The system runs. To see what happens in practice when Claude Code Dispatch executes a content task autonomously from text message to published article, read our walkthrough of the AI content-publishing workflow with Claude Code Dispatch.

Frequently asked questions

What is context engineering and why is it critical for AI projects?

Context engineering is the discipline of giving AI systems the right context — through persistent project files (CLAUDE.md), reusable skills, and tracking systems that work across individual sessions. It's the difference between 'chatting with AI' and 'engineering with AI.' Without context engineering, every AI session starts from zero — with context engineering, session 80 is just as productive as session 1.

What do you need for a website relaunch with AI?

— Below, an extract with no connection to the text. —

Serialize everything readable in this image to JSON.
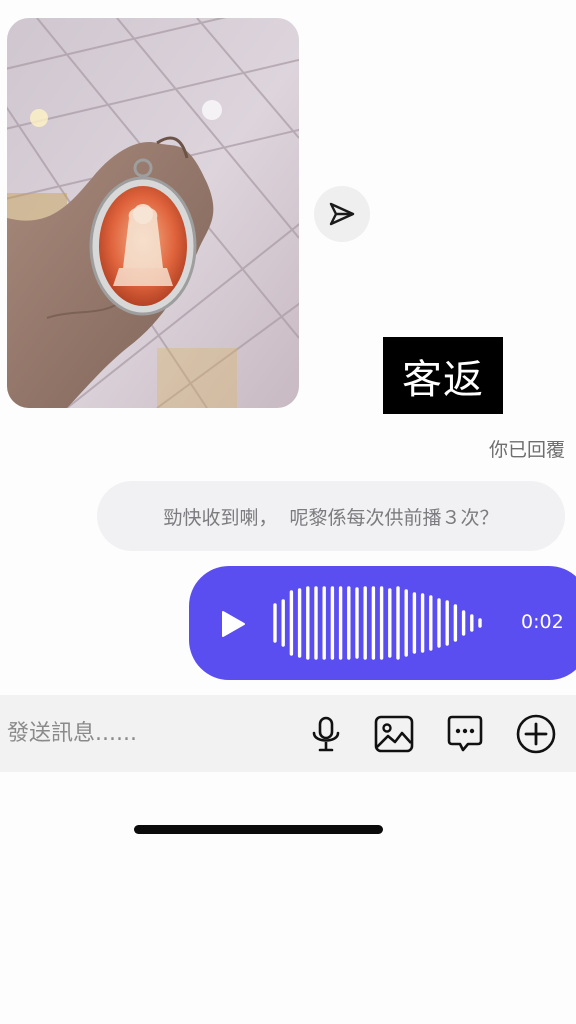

For an AI-assisted website relaunch you need three things: a capable AI coding tool (e.g. Claude Code), a systematic context-engineering architecture (project files, skills, tracking), and a static target framework (e.g. Astro). The AI handles migration, content review, SEO optimisation, and image generation — but only if the context is right.

What is an agentic workflow in AI development?

An agentic workflow is an AI system that runs multi-step tasks autonomously — for example keyword research, writing articles, fact checking, generating images, and setting links in one pipeline. Unlike simple prompts, the AI acts here as an independent agent with defined steps.

What is an MCP server and how is it used in AI projects?

MCP (Model Context Protocol) lets AI agents access external data sources directly — for example Google Search Console, DataForSEO, or Cloudflare Analytics. Instead of copying data manually, the AI can query keyword data, analyse rankings, and read traffic metrics live.

Do you need a cookie banner with Cloudflare Web Analytics?

No. Cloudflare Web Analytics uses no cookies, no localStorage, and no fingerprinting. Under ePrivacy Directive Art. 5(3), a consent banner is only required if information is stored on the end-user device.